Leaflets are direct, informative and can be mass-produced relatively inexpensively (by printing companies such as www.solopress.com or www.fastprint.co.uk), making them perfect for large and small businesses alike.
However, in order for a leaflet to be an effective marketing medium, you need to pay attention to the design side of things, and that doesn’t just mean hiring a fancy graphic designer either.
It means knowing what makes a good, effective design, and what elements of a leaflet are likely to bring in results, rather than just looking pretty.
Below, I’ve rounded up some of the best, most gorgeous leaflet designs I’ve come across on the Internet to give you some inspiration.
#1 – Pact
Pact is a large capacity development corporation currently operating in more than 26 countries, and their leaflet design here is certainly one to be admired.
You’ll notice that the leaflet utilises a bold colour scheme (purple, predominantly) along with large bold typography and eye-catching imagery.
The genius of this leaflet design is just how clear and concise it is.
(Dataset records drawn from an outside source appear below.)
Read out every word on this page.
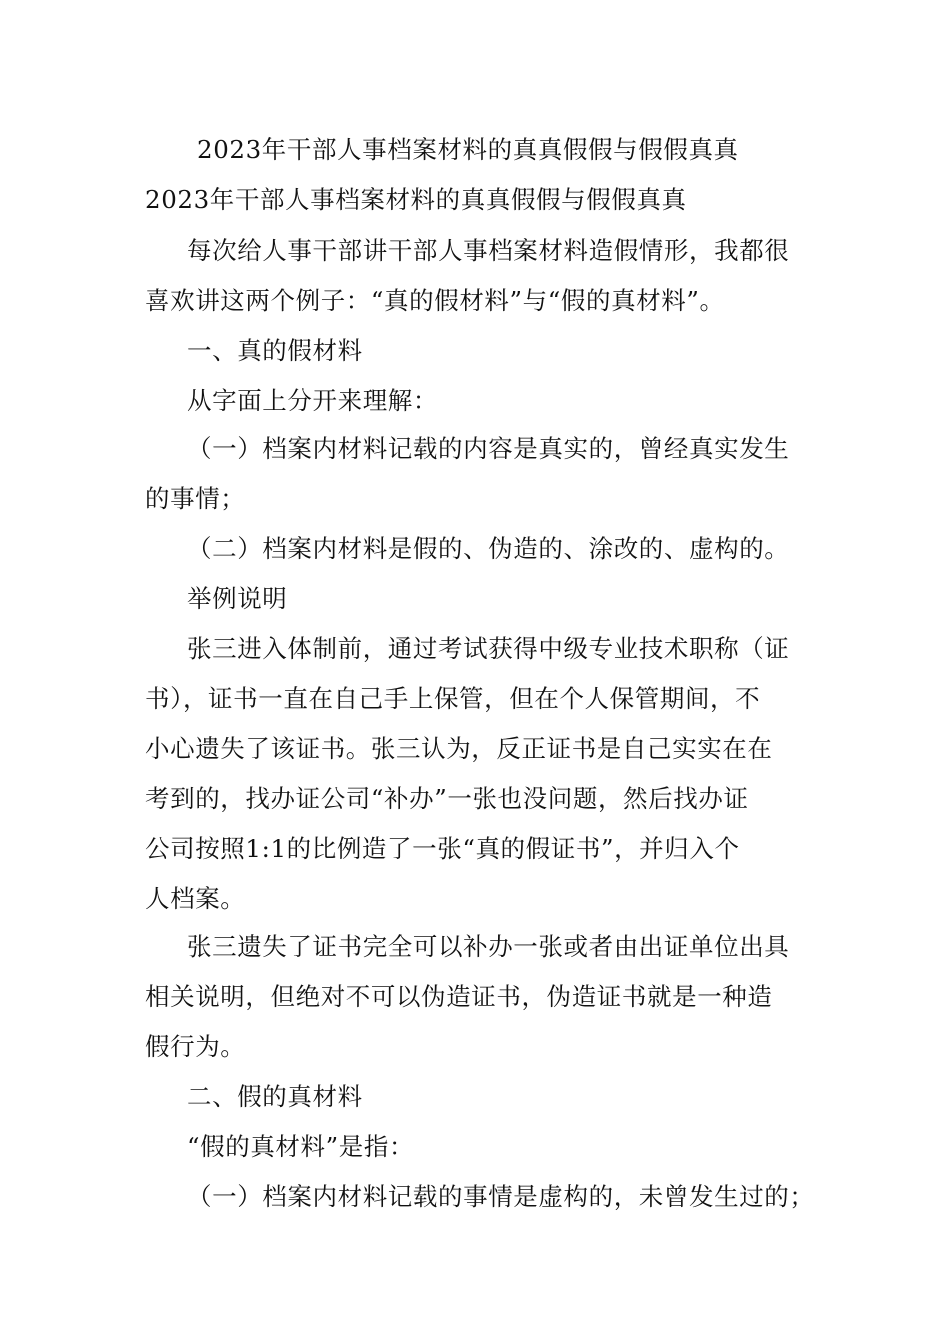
2023年干部人事档案材料的真真假假与假假真真
2023年干部人事档案材料的真真假假与假假真真
每次给人事干部讲干部人事档案材料造假情形，我都很
喜欢讲这两个例子：“真的假材料”与“假的真材料”。
一、真的假材料
从字面上分开来理解：
（一）档案内材料记载的内容是真实的，曾经真实发生
的事情；
（二）档案内材料是假的、伪造的、涂改的、虚构的。
举例说明
张三进入体制前，通过考试获得中级专业技术职称（证
书），证书一直在自己手上保管，但在个人保管期间，不
小心遗失了该证书。张三认为，反正证书是自己实实在在
考到的，找办证公司“补办”一张也没问题，然后找办证
公司按照1:1的比例造了一张“真的假证书”，并归入个
人档案。
张三遗失了证书完全可以补办一张或者由出证单位出具
相关说明，但绝对不可以伪造证书，伪造证书就是一种造
假行为。
二、假的真材料
“假的真材料”是指：
（一）档案内材料记载的事情是虚构的，未曾发生过的；
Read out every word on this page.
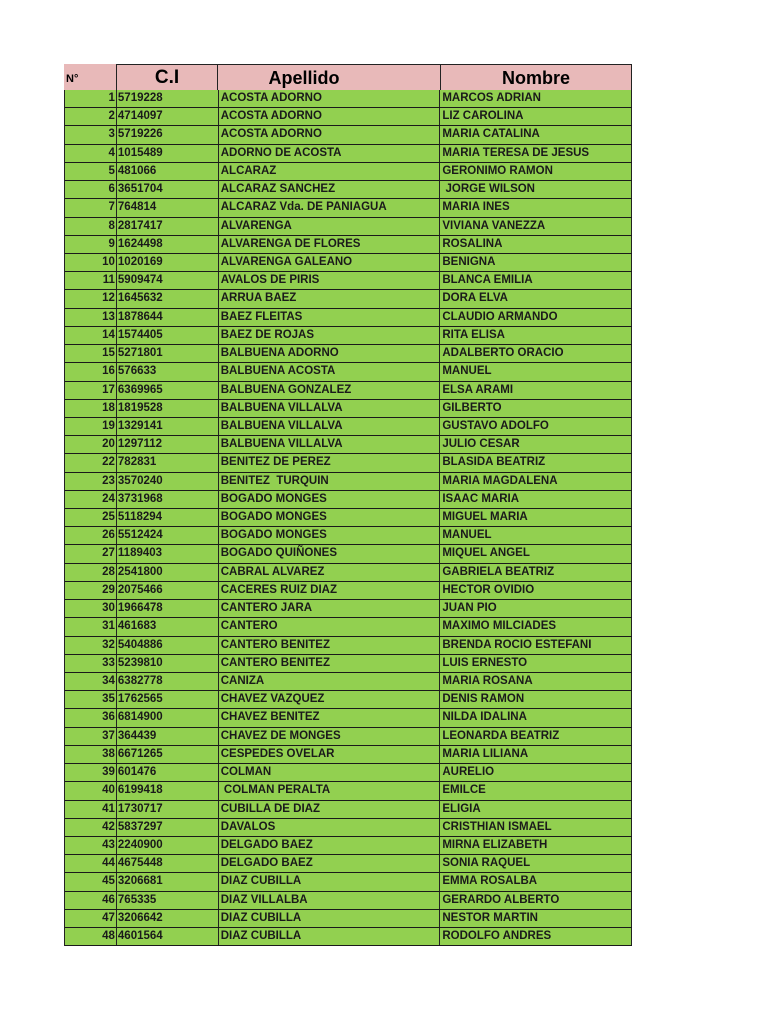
N°	C.I	Apellido	Nombre
1 5719228	ACOSTA ADORNO	MARCOS ADRIAN
2 4714097	ACOSTA ADORNO	LIZ CAROLINA
3 5719226	ACOSTA ADORNO	MARIA CATALINA
4 1015489	ADORNO DE ACOSTA	MARIA TERESA DE JESUS
5 481066	ALCARAZ	GERONIMO RAMON
6 3651704	ALCARAZ SANCHEZ	JORGE WILSON
7 764814	ALCARAZ Vda. DE PANIAGUA	MARIA INES
8 2817417	ALVARENGA	VIVIANA VANEZZA
9 1624498	ALVARENGA DE FLORES	ROSALINA
10 1020169	ALVARENGA GALEANO	BENIGNA
11 5909474	AVALOS DE PIRIS	BLANCA EMILIA
12 1645632	ARRUA BAEZ	DORA ELVA
13 1878644	BAEZ FLEITAS	CLAUDIO ARMANDO
14 1574405	BAEZ DE ROJAS	RITA ELISA
15 5271801	BALBUENA ADORNO	ADALBERTO ORACIO
16 576633	BALBUENA ACOSTA	MANUEL
17 6369965	BALBUENA GONZALEZ	ELSA ARAMI
18 1819528	BALBUENA VILLALVA	GILBERTO
19 1329141	BALBUENA VILLALVA	GUSTAVO ADOLFO
20 1297112	BALBUENA VILLALVA	JULIO CESAR
22 782831	BENITEZ DE PEREZ	BLASIDA BEATRIZ
23 3570240	BENITEZ  TURQUIN	MARIA MAGDALENA
24 3731968	BOGADO MONGES	ISAAC MARIA
25 5118294	BOGADO MONGES	MIGUEL MARIA
26 5512424	BOGADO MONGES	MANUEL
27 1189403	BOGADO QUIÑONES	MIQUEL ANGEL
28 2541800	CABRAL ALVAREZ	GABRIELA BEATRIZ
29 2075466	CACERES RUIZ DIAZ	HECTOR OVIDIO
30 1966478	CANTERO JARA	JUAN PIO
31 461683	CANTERO	MAXIMO MILCIADES
32 5404886	CANTERO BENITEZ	BRENDA ROCIO ESTEFANI
33 5239810	CANTERO BENITEZ	LUIS ERNESTO
34 6382778	CANIZA	MARIA ROSANA
35 1762565	CHAVEZ VAZQUEZ	DENIS RAMON
36 6814900	CHAVEZ BENITEZ	NILDA IDALINA
37 364439	CHAVEZ DE MONGES	LEONARDA BEATRIZ
38 6671265	CESPEDES OVELAR	MARIA LILIANA
39 601476	COLMAN	AURELIO
40 6199418	COLMAN PERALTA	EMILCE
41 1730717	CUBILLA DE DIAZ	ELIGIA
42 5837297	DAVALOS	CRISTHIAN ISMAEL
43 2240900	DELGADO BAEZ	MIRNA ELIZABETH
44 4675448	DELGADO BAEZ	SONIA RAQUEL
45 3206681	DIAZ CUBILLA	EMMA ROSALBA
46 765335	DIAZ VILLALBA	GERARDO ALBERTO
47 3206642	DIAZ CUBILLA	NESTOR MARTIN
48 4601564	DIAZ CUBILLA	RODOLFO ANDRES
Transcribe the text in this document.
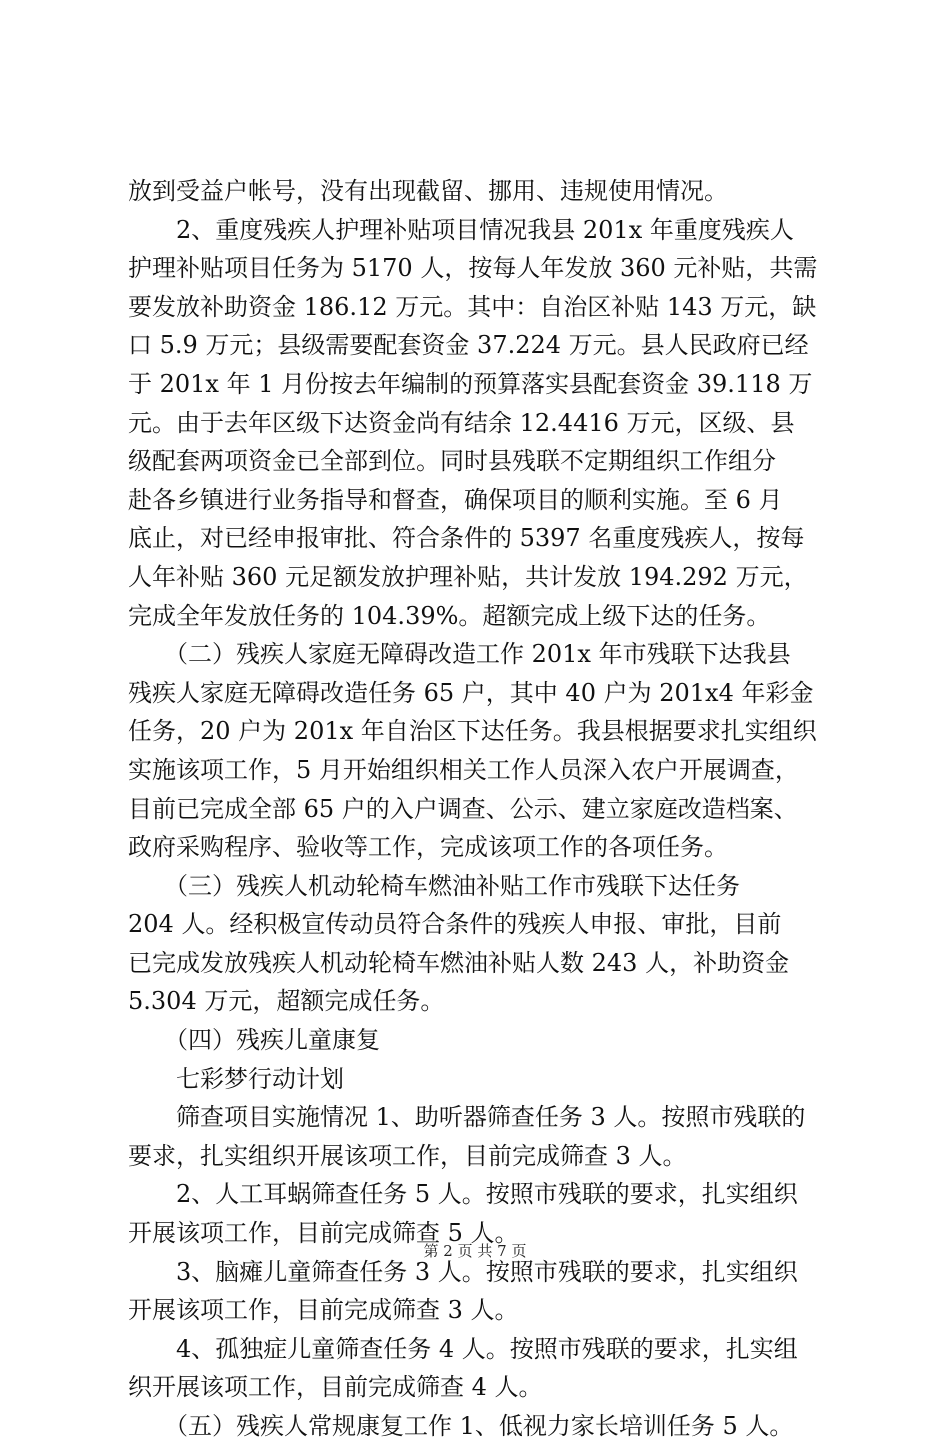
放到受益户帐号，没有出现截留、挪用、违规使用情况。
　　2、重度残疾人护理补贴项目情况我县 201x 年重度残疾人
护理补贴项目任务为 5170 人，按每人年发放 360 元补贴，共需
要发放补助资金 186.12 万元。其中：自治区补贴 143 万元，缺
口 5.9 万元；县级需要配套资金 37.224 万元。县人民政府已经
于 201x 年 1 月份按去年编制的预算落实县配套资金 39.118 万
元。由于去年区级下达资金尚有结余 12.4416 万元，区级、县
级配套两项资金已全部到位。同时县残联不定期组织工作组分
赴各乡镇进行业务指导和督查，确保项目的顺利实施。至 6 月
底止，对已经申报审批、符合条件的 5397 名重度残疾人，按每
人年补贴 360 元足额发放护理补贴，共计发放 194.292 万元，
完成全年发放任务的 104.39%。超额完成上级下达的任务。
　　（二）残疾人家庭无障碍改造工作 201x 年市残联下达我县
残疾人家庭无障碍改造任务 65 户，其中 40 户为 201x4 年彩金
任务，20 户为 201x 年自治区下达任务。我县根据要求扎实组织
实施该项工作，5 月开始组织相关工作人员深入农户开展调查，
目前已完成全部 65 户的入户调查、公示、建立家庭改造档案、
政府采购程序、验收等工作，完成该项工作的各项任务。
　　（三）残疾人机动轮椅车燃油补贴工作市残联下达任务
204 人。经积极宣传动员符合条件的残疾人申报、审批，目前
已完成发放残疾人机动轮椅车燃油补贴人数 243 人，补助资金
5.304 万元，超额完成任务。
　　（四）残疾儿童康复
　　七彩梦行动计划
　　筛查项目实施情况 1、助听器筛查任务 3 人。按照市残联的
要求，扎实组织开展该项工作，目前完成筛查 3 人。
　　2、人工耳蜗筛查任务 5 人。按照市残联的要求，扎实组织
开展该项工作，目前完成筛查 5 人。
　　3、脑瘫儿童筛查任务 3 人。按照市残联的要求，扎实组织
开展该项工作，目前完成筛查 3 人。
　　4、孤独症儿童筛查任务 4 人。按照市残联的要求，扎实组
织开展该项工作，目前完成筛查 4 人。
　　（五）残疾人常规康复工作 1、低视力家长培训任务 5 人。
第 2 页 共 7 页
Inside, it features the headline “building local promise.” which is then clearly explained in a short, to-the-point paragraph on the next fold.
It comes across as bold and energetic, yet also trustworthy and concise.
#2 – Wildlife Brigade
The Wildlife Brigade is all about “conserving places”, and this leaflet uses beautiful imagery to convey exactly the sort of places the organisation is referring to.
On the first page, you see a beautiful image of a forest with the bold headline “forest”. On the following page, the leaflet tells you why preserving the forest matters, and again uses bold and emotional imagery to help get the point across.
The intelligent part of this leaflet is not only the great use of imagery, however, but also the way in which it is set out.
It follows a logical format and everything is clearly divided and explained. Important points are given prominence via the use of bold typography (see “threats”).